I’d imagine if transcendental meditation encompasses a molecular control enabling such feats as levitation, it would not have to be as extreme as say, full-on intangibility with magicians passing through walls. What if it could ease molecules just enough to prevent tensions leading to aneurysms or heart attacks. Performing the old con of psychic surgeries, only for real, phasing tumors or lymphomas directly out of the body with no need for pain killers or blood transfusions.

The stories of monks becoming living statues, dead for decades without aging or decomposing, on some psychosomatic level they exist in a loop of reconstituting damaged and dying cells, very consciously maintaining their chosen molecular structures. What if it could be extroverted. There’s old, cross-cultural stories of shamans able to manifest a tulpa of themselves, a perfect doppelganger possessing the same memories, skills and talents and existing in the same time but in a different space. The will is able to disregard what is accepted as space. Muslim mystics had this whole concept of folding up the Earth to travel impossible distances, bending space without time and without reading science fiction stories of wormholes. The will is able to disregard what is accepted as time. Astral projection is one thing, but disrepairing and reconstructing the laws of physics at will and as extensions of ourselves, is something else. When common sense negates subjective experience, feeling good and looking good are made redundant but it never seems to bother the plant-life with actual roots.

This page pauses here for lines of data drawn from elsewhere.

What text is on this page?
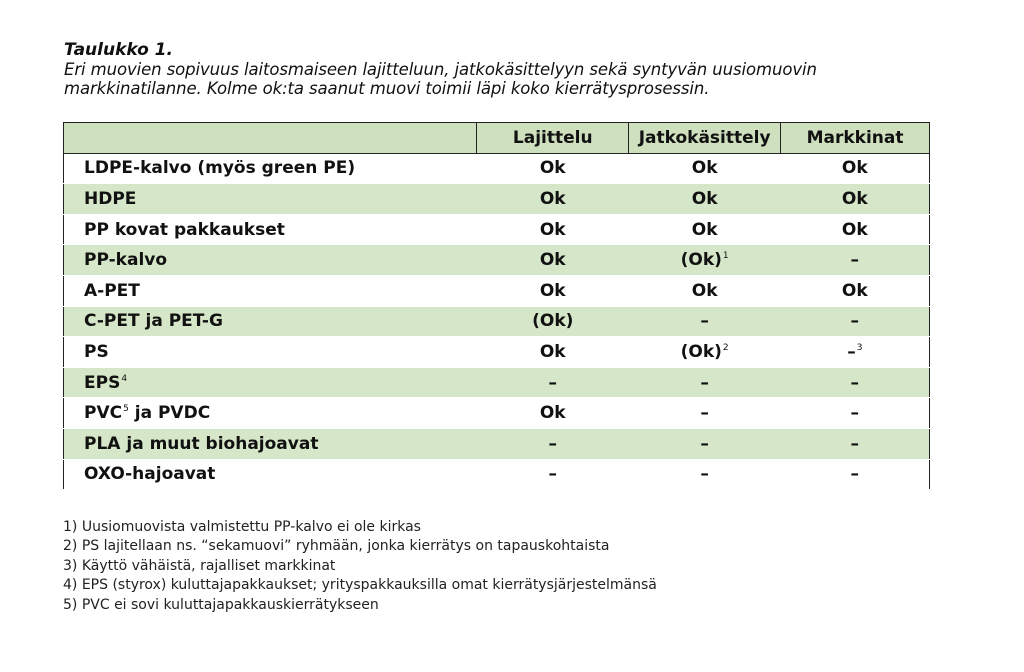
Taulukko 1.
Eri muovien sopivuus laitosmaiseen lajitteluun, jatkokäsittelyyn sekä syntyvän uusiomuovin
markkinatilanne. Kolme ok:ta saanut muovi toimii läpi koko kierrätysprosessin.
	Lajittelu	Jatkokäsittely	Markkinat
LDPE-kalvo (myös green PE)	Ok	Ok	Ok
HDPE	Ok	Ok	Ok
PP kovat pakkaukset	Ok	Ok	Ok
PP-kalvo	Ok	(Ok)$^1$	–
A-PET	Ok	Ok	Ok
C-PET ja PET-G	(Ok)	–	–
PS	Ok	(Ok)$^2$	–$^3$
EPS$^4$	–	–	–
PVC$^5$ ja PVDC	Ok	–	–
PLA ja muut biohajoavat	–	–	–
OXO-hajoavat	–	–	–
1) Uusiomuovista valmistettu PP-kalvo ei ole kirkas
2) PS lajitellaan ns. “sekamuovi” ryhmään, jonka kierrätys on tapauskohtaista
3) Käyttö vähäistä, rajalliset markkinat
4) EPS (styrox) kuluttajapakkaukset; yrityspakkauksilla omat kierrätysjärjestelmänsä
5) PVC ei sovi kuluttajapakkauskierrätykseen
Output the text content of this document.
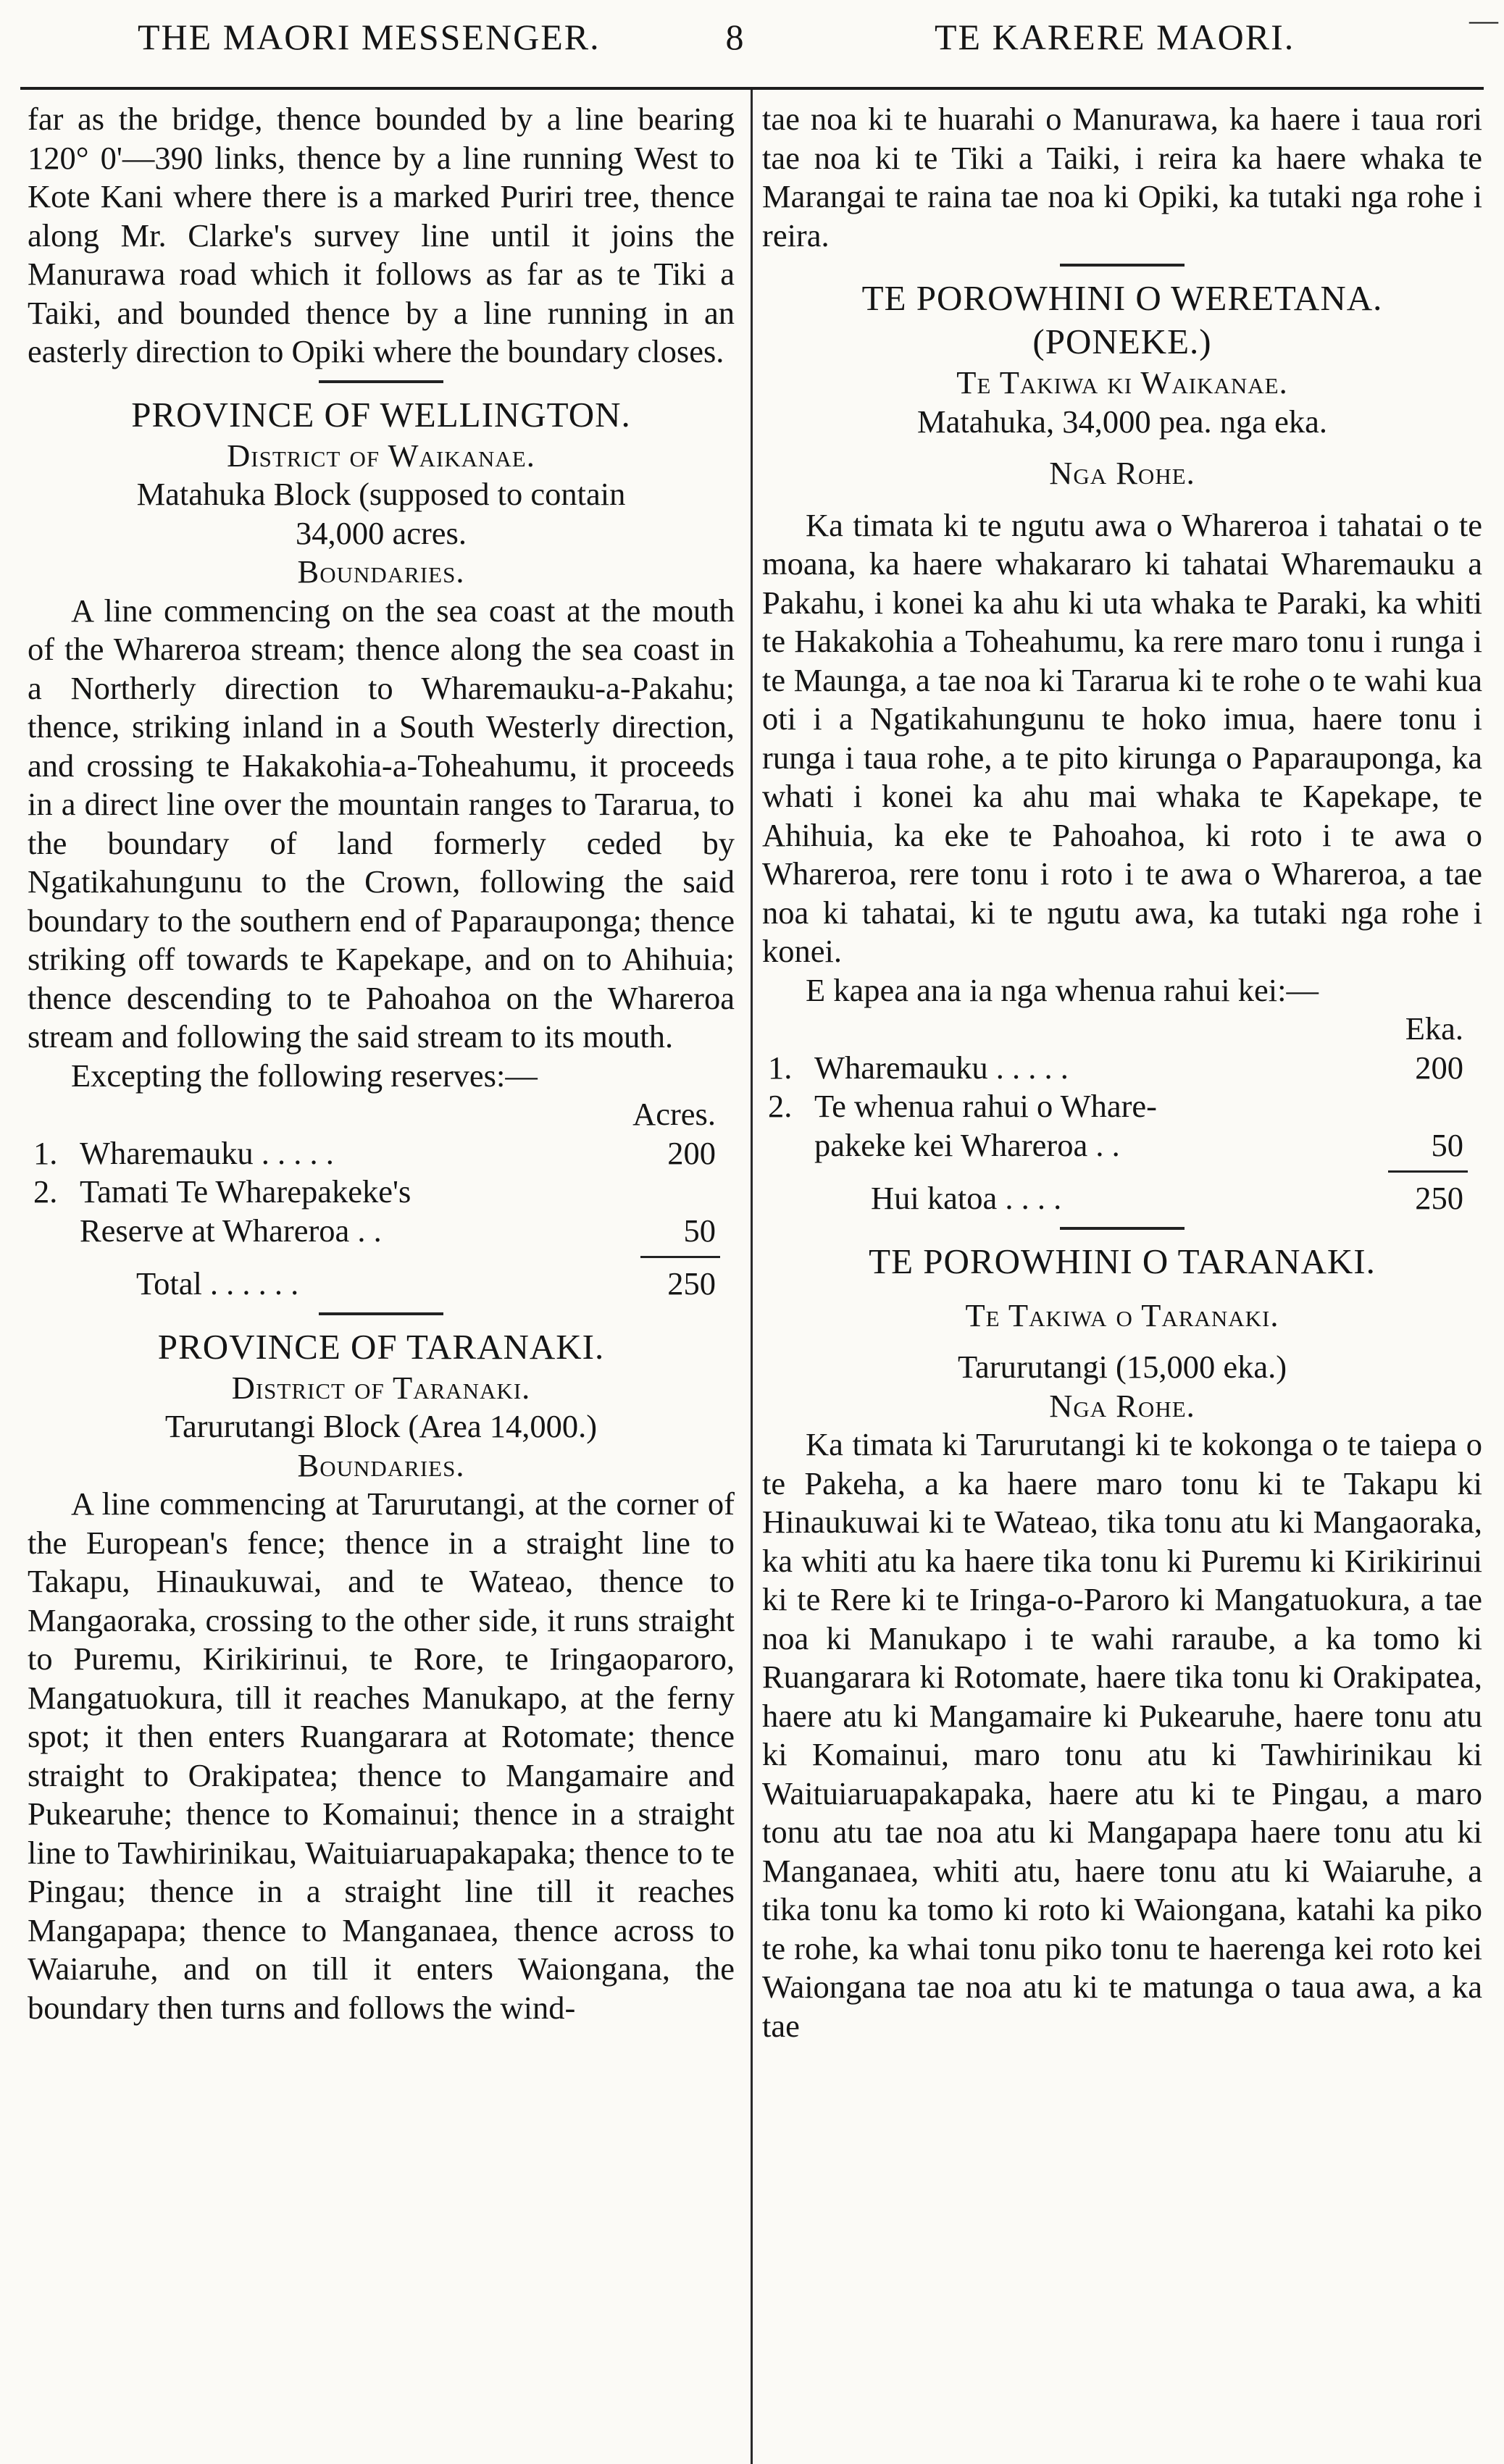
THE MAORI MESSENGER.	8	TE KARERE MAORI.	—

far as the bridge, thence bounded by a line bearing 120° 0'—390 links, thence by a line running West to Kote Kani where there is a marked Puriri tree, thence along Mr. Clarke's survey line until it joins the Manurawa road which it follows as far as te Tiki a Taiki, and bounded thence by a line running in an easterly direction to Opiki where the boundary closes.

PROVINCE OF WELLINGTON.
District of Waikanae.
Matahuka Block (supposed to contain
34,000 acres.
Boundaries.

A line commencing on the sea coast at the mouth of the Whareroa stream; thence along the sea coast in a Northerly direction to Wharemauku-a-Pakahu; thence, striking inland in a South Westerly direction, and crossing te Hakakohia-a-Toheahumu, it proceeds in a direct line over the mountain ranges to Tararua, to the boundary of land formerly ceded by Ngatikahungunu to the Crown, following the said boundary to the southern end of Paparauponga; thence striking off towards te Kapekape, and on to Ahihuia; thence descending to te Pahoahoa on the Whareroa stream and following the said stream to its mouth.

Excepting the following reserves:—

Acres.
1. Wharemauku . . . . .	200
2. Tamati Te Wharepakeke's
Reserve at Whareroa . .	50
Total . . . . . .	250
PROVINCE OF TARANAKI.
District of Taranaki.
Tarurutangi Block (Area 14,000.)
Boundaries.

A line commencing at Tarurutangi, at the corner of the European's fence; thence in a straight line to Takapu, Hinaukuwai, and te Wateao, thence to Mangaoraka, crossing to the other side, it runs straight to Puremu, Kirikirinui, te Rore, te Iringaoparoro, Mangatuokura, till it reaches Manukapo, at the ferny spot; it then enters Ruangarara at Rotomate; thence straight to Orakipatea; thence to Mangamaire and Pukearuhe; thence to Komainui; thence in a straight line to Tawhirinikau, Waituiaruapakapaka; thence to te Pingau; thence in a straight line till it reaches Mangapapa; thence to Manganaea, thence across to Waiaruhe, and on till it enters Waiongana, the boundary then turns and follows the wind-

tae noa ki te huarahi o Manurawa, ka haere i taua rori tae noa ki te Tiki a Taiki, i reira ka haere whaka te Marangai te raina tae noa ki Opiki, ka tutaki nga rohe i reira.

TE POROWHINI O WERETANA.
(PONEKE.)
Te Takiwa ki Waikanae.
Matahuka, 34,000 pea. nga eka.
Nga Rohe.

Ka timata ki te ngutu awa o Whareroa i tahatai o te moana, ka haere whakararo ki tahatai Wharemauku a Pakahu, i konei ka ahu ki uta whaka te Paraki, ka whiti te Hakakohia a Toheahumu, ka rere maro tonu i runga i te Maunga, a tae noa ki Tararua ki te rohe o te wahi kua oti i a Ngatikahungunu te hoko imua, haere tonu i runga i taua rohe, a te pito kirunga o Paparauponga, ka whati i konei ka ahu mai whaka te Kapekape, te Ahihuia, ka eke te Pahoahoa, ki roto i te awa o Whareroa, rere tonu i roto i te awa o Whareroa, a tae noa ki tahatai, ki te ngutu awa, ka tutaki nga rohe i konei.

E kapea ana ia nga whenua rahui kei:—

Eka.
1. Wharemauku . . . . .	200
2. Te whenua rahui o Whare-
pakeke kei Whareroa . .	50
Hui katoa . . . .	250
TE POROWHINI O TARANAKI.
Te Takiwa o Taranaki.
Tarurutangi (15,000 eka.)
Nga Rohe.

Ka timata ki Tarurutangi ki te kokonga o te taiepa o te Pakeha, a ka haere maro tonu ki te Takapu ki Hinaukuwai ki te Wateao, tika tonu atu ki Mangaoraka, ka whiti atu ka haere tika tonu ki Puremu ki Kirikirinui ki te Rere ki te Iringa-o-Paroro ki Mangatuokura, a tae noa ki Manukapo i te wahi raraube, a ka tomo ki Ruangarara ki Rotomate, haere tika tonu ki Orakipatea, haere atu ki Mangamaire ki Pukearuhe, haere tonu atu ki Komainui, maro tonu atu ki Tawhirinikau ki Waituiaruapakapaka, haere atu ki te Pingau, a maro tonu atu tae noa atu ki Mangapapa haere tonu atu ki Manganaea, whiti atu, haere tonu atu ki Waiaruhe, a tika tonu ka tomo ki roto ki Waiongana, katahi ka piko te rohe, ka whai tonu piko tonu te haerenga kei roto kei Waiongana tae noa atu ki te matunga o taua awa, a ka tae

What if the world is shitty because that is what each and every participating subconscious of the collective unconscious wants, all so fearful of being left alone with their thoughts, afraid they might discern the motivations of the godhead inventing itself from nothing.

I remember years ago when my professor of philosophy uncle was flying to Norway for his father in law’s funeral, I’d given him my copy of James O’Barr’s The Crow to read in the air. Which he did, telling me later that the more chaotic the world turns, the more primal its beliefs. Today, for all our evolution and collective learnedness, all the more do we await whichever god-king to make the bad things go away, like we can do justice in hindsight with guidance but are always conveniently too helpless and codependent to enact it in foresight ourselves. Leaving this tunnel’s vision of Punch and Judy shadow-puppetry for the thunder and lightning are you shitting me? It’s always a repeat but without repetition we’d have our own voids to fill and brothers and sisters our coffers run dry because inundation only suits dry fields. Buried back elsewhere in this site is an old attempt at seeing a commonality, between the permanent silhouettes burnt onto concrete in Hiroshima and Nagasaki, and Plato’s story of fire-lit puppets on the cave walls. I guess I just needed a few more years of despair to word it as needed.

Hell is what you make of it, because the customer is always right.